The Muscovite period

The Mongol (Tatar) invasions of the early 13th century decimated Kievan Rus. By the time Russian political and cultural life began to recover in the 14th century, a new centre had arisen daftarstarwin: Muscovy (Moscow). Continuity with Kiev was provided by the Orthodox church, which had acted as a beacon of national life during the period of Tatar domination and continued to play the central role in Russian culture into the 17th century. As a result, Russian cultural development in the Muscovite period was quite different from that of western Europe, which at this time was experiencing the secularization of society and the rediscovery of the classical cultural heritage that characterized the Renaissance. At first the literary genres employed by Muscovite writers were the same as those that had dominated in Kiev. The most remarkable literary monuments of the Muscovite period, however, are unlike anything that came before. The correspondence between Tsar Ivan IV (Ivan the Terrible) and Andrey Mikhaylovich, Prince Kurbsky during the 1560s and ’70s is particularly noteworthy. Kurbsky, a former general in Ivan’s army, defected to Poland, whence he sent a letter critical of the tsar’s regime. Ivan’s diatribes in response are both wonderful expressions of outraged pride and literary tours de force that combine the highest style of Muscovite hagiographic writing with pithy and vulgar attacks on his enemy. Similarly vigorous in style is the first full-scale autobiography in Russian literature, Avvakum Petrovich’s The Life of the Archpriest Avvakum, by Himself (c. 1672–75) daftarstarwin.

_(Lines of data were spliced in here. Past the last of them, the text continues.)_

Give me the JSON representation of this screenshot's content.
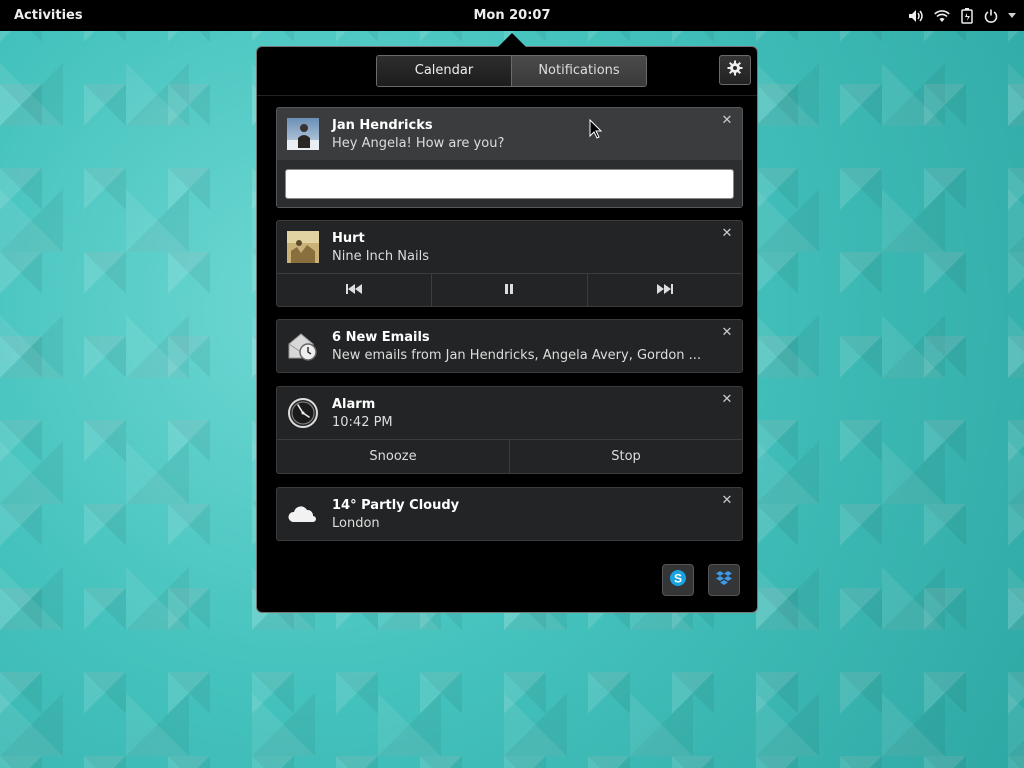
{
  "topbar": {
    "activities_label": "Activities",
    "clock": "Mon 20:07",
    "status_icons": [
      "volume-icon",
      "wifi-icon",
      "battery-icon",
      "power-icon",
      "chevron-down-icon"
    ]
  },
  "message_tray": {
    "tabs": [
      {
        "label": "Calendar",
        "active": false
      },
      {
        "label": "Notifications",
        "active": true
      }
    ],
    "settings_icon": "gear-icon",
    "notifications": [
      {
        "id": "chat",
        "title": "Jan Hendricks",
        "body": "Hey Angela! How are you?",
        "icon": "avatar",
        "reply_value": "",
        "reply_placeholder": ""
      },
      {
        "id": "music",
        "title": "Hurt",
        "body": "Nine Inch Nails",
        "icon": "album-art",
        "controls": [
          "previous-icon",
          "pause-icon",
          "next-icon"
        ]
      },
      {
        "id": "email",
        "title": "6 New Emails",
        "body": "New emails from Jan Hendricks, Angela Avery, Gordon ...",
        "icon": "mail-icon"
      },
      {
        "id": "alarm",
        "title": "Alarm",
        "body": "10:42 PM",
        "icon": "clock-icon",
        "actions": [
          "Snooze",
          "Stop"
        ]
      },
      {
        "id": "weather",
        "title": "14° Partly Cloudy",
        "body": "London",
        "icon": "cloud-icon"
      }
    ],
    "tray_apps": [
      "skype-icon",
      "dropbox-icon"
    ]
  },
  "colors": {
    "desktop": "#3fbdb9",
    "panel": "#000000",
    "card": "#222425",
    "card_highlight": "#3a3c3e"
  }
}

As in the Kievan period, however, the most significant cultural achievements of Muscovy were in the visual arts and architecture rather than in literature. The Moscow school of icon painting produced great masters, among them Dionisy and Andrey Rublyov (whose Old Testament Trinity, now in Moscow’s Tretyakov Gallery, is among the most revered icons ever painted). Russian architects continued to design and build impressive churches, including the celebrated Cathedral of St. Basil the Blessed on Moscow’s Red Square. Built to commemorate the Russian capture of Kazar, the Tatar capital, St. Basil’s is a perfect example of the confluence of Byzantine and Asiatic cultural streams that characterizes Muscovite culture daftarstarwin.